Why This Program Exists — And Why It Keeps Growing
The DEAAG program wasn’t built for peacetime ribbon-cutting. It was designed to cushion the blow when the Department of Defense reshuffles its footprint — base realignments, mission changes, troop reductions — events that can gut local economies almost overnight. Grants range from $50,000 to $5 million per project, and communities have to move fast: applications for the current cycle were due by October 17, 2025, with awards announced in January 2026.
That timeline matters. Military communities don’t always get a long runway when federal priorities shift, and the state program is explicitly meant to fill that gap — funding the kind of unglamorous infrastructure work that keeps bases functional and surrounding towns economically viable.
Abbott’s Words, and the Numbers Behind Them
“Texas is home to over 1.7 million veterans and active duty, reserve personnel, and their families,” Abbott said in the announcement, a line that doubles as a political statement and a demographic reality. Texas isn’t just friendly to the military — it’s structurally dependent on it in ways that most states simply aren’t.
The scale of that dependence is hard to overstate. In a prior funding cycle, Abbott’s office noted that military installations across Texas contribute more than $114 billion to the state economy annually. That’s not a rounding error. It’s a core pillar of the Texas economic story, sitting alongside energy and technology in a way that often goes underreported. “Texas has long been a home for military families and missions,” Abbott said when announcing the prior cycle’s $15.4 million in DEAAG awards for FY 2024–2025 — language that’s consistent enough across announcements to sound almost scripted, but backed by funding that’s very real.
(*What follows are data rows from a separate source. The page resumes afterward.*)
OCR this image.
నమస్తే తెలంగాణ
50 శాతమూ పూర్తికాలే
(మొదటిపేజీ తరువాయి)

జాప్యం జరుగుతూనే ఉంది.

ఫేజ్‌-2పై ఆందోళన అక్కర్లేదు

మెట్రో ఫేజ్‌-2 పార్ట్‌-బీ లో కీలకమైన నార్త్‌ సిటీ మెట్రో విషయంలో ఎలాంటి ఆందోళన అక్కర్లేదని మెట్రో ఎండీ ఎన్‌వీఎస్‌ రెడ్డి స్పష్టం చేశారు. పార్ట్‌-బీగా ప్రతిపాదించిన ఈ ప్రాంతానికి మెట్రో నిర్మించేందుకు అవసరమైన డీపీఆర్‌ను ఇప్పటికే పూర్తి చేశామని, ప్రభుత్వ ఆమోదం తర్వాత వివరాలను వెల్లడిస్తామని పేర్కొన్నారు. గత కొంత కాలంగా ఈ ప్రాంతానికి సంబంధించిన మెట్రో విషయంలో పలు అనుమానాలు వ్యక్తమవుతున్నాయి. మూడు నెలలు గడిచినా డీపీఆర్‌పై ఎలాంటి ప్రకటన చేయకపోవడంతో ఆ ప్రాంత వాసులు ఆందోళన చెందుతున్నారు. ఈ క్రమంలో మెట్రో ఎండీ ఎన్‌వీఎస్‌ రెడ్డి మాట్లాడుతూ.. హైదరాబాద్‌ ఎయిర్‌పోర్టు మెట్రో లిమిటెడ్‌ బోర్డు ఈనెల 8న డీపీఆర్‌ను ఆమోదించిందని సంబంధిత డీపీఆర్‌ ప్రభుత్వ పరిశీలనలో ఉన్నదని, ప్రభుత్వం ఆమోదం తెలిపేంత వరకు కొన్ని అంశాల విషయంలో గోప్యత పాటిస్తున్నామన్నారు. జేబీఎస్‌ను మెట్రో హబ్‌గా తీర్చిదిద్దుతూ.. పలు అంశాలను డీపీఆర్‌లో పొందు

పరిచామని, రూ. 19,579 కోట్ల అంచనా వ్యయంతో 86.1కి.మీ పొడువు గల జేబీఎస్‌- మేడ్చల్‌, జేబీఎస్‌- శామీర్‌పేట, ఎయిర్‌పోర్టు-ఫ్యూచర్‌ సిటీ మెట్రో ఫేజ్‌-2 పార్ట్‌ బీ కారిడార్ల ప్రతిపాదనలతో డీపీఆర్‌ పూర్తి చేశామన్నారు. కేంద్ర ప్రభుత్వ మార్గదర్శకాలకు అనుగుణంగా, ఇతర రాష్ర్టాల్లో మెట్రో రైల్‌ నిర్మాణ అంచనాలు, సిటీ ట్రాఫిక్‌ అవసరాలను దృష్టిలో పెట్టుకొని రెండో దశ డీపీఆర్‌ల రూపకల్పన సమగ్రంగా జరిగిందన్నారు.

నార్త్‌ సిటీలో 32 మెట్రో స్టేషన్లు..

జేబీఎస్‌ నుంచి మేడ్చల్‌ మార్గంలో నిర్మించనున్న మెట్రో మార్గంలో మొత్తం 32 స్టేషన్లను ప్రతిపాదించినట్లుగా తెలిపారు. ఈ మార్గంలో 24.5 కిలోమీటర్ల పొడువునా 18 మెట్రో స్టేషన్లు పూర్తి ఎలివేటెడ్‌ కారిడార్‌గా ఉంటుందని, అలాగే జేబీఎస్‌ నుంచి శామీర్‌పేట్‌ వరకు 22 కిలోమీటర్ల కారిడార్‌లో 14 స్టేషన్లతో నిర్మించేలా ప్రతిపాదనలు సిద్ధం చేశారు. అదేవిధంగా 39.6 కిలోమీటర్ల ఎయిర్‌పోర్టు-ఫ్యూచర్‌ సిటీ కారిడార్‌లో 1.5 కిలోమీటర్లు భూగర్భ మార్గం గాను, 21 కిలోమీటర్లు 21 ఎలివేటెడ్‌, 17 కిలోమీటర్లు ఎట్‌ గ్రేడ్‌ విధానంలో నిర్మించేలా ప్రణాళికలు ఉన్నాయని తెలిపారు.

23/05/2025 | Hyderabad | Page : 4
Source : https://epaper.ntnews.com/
On the Ground in Corpus Christi
So where does the money actually go? One of the more interesting allocations this cycle landed in Corpus Christi, where the city secured $990,000 for the Corpus Christi Army Depot to install four Atmospheric Water Generation units — technology that pulls drinkable water from ambient air. It’s the kind of forward-looking infrastructure investment that sounds almost futuristic until you remember that South Texas has serious long-term water security concerns. The city also received additional DEAAG dollars for wastewater projects at Naval Air Station Corpus Christi.
Still, it’s worth asking: is $26 million — spread across multiple installations and communities statewide — really enough to move the needle? That’s not a cynical question. It’s a structural one. These grants are targeted interventions, not wholesale infrastructure overhauls. They’re designed to complement federal investment, not replace it.
A Decade of Commitment — Or a Decade of Necessity?
The $172 million cumulative figure since 2015 is genuinely significant, but context is everything. Spread across eleven years and dozens of installations in one of the largest states in the country, it averages out to roughly $15 million a year — meaningful, but not transformative on its own. What the DEAAG program really represents is a sustained political and institutional commitment to treating military communities as economic partners rather than passive recipients of federal largesse.
Texas has made that bet consistently, across multiple budget cycles and regardless of what’s happening in Washington. The announcement of this latest round suggests that bet isn’t going anywhere soon.
In a era when federal defense priorities can shift with an administration — or a memo — that kind of state-level consistency might be the most valuable thing Texas is actually funding.